ABSS officials were informed of the plans to enroll refugee students in the local school system during a November 2022 presentation by representatives with Church World Service (CWS), a nonprofit with offices in Durham and Greensboro that’s working to assist refugees who have been displaced from their homeland due to natural disasters, political violence, and/or persecution, based on information the school system provided to the newspaper at the time.
“The vast majority of our refugee students were at Highland, Turrentine, and Williams, based on the attendance zones secured for their housing upon arrival,” ABSS public information officer Les Atkins told the newspaper Monday.
ABSS chief academic officer Revonda Johnson gave a brief update on refugee students during the school board’s latest work session last week. “We know we’ll get another influx in August,” she said, adding that the number of refugees expected to enroll for the 2023-24 school year “isn’t quite as high” as the number that enrolled in the school year that ended earlier this month.
“We want to visit what we can do, possibly, for the future for our newcomer kids,” Johnson told school board members last week, noting that ABSS would like to “have some type of newcomer center” and that “nearby districts have that model.” School board members didn’t take up a discussion of that topic during their work session.
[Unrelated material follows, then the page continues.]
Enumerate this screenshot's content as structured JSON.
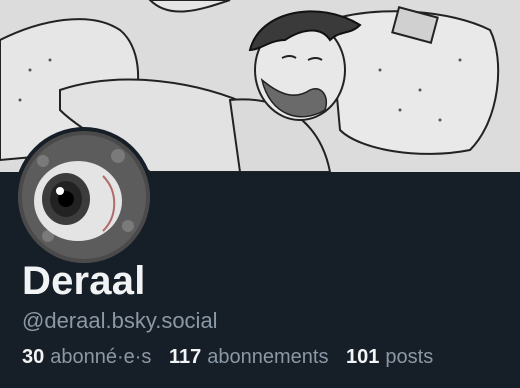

The school system provided the newspaper this week with a breakdown of the countries represented by the 40 to 60 refugee students who are expected to enroll in ABSS for the 2023-24 school year. The countries include: Afghanistan; Burma; Central African Republic; Chad; Colombia; Congo; Egypt; Guatemala; Honduras; Senegal; South Africa; Syria; and Zambia.
Church World Services has opened an Alamance County office that’s based at the CityGate Dream Center, a nonprofit located at 1428 North Church Street in Burlington, Atkins told the newspaper.
The “Dream Center,” as it’s informally known locally, originally opened in November 2015 and moved its current location in January 2018, according to the organization. It describes itself as a community center that provides English as a Second Language and computer classes, music and art classes, summer camps, and educational support for diverse children and families in Alamance County.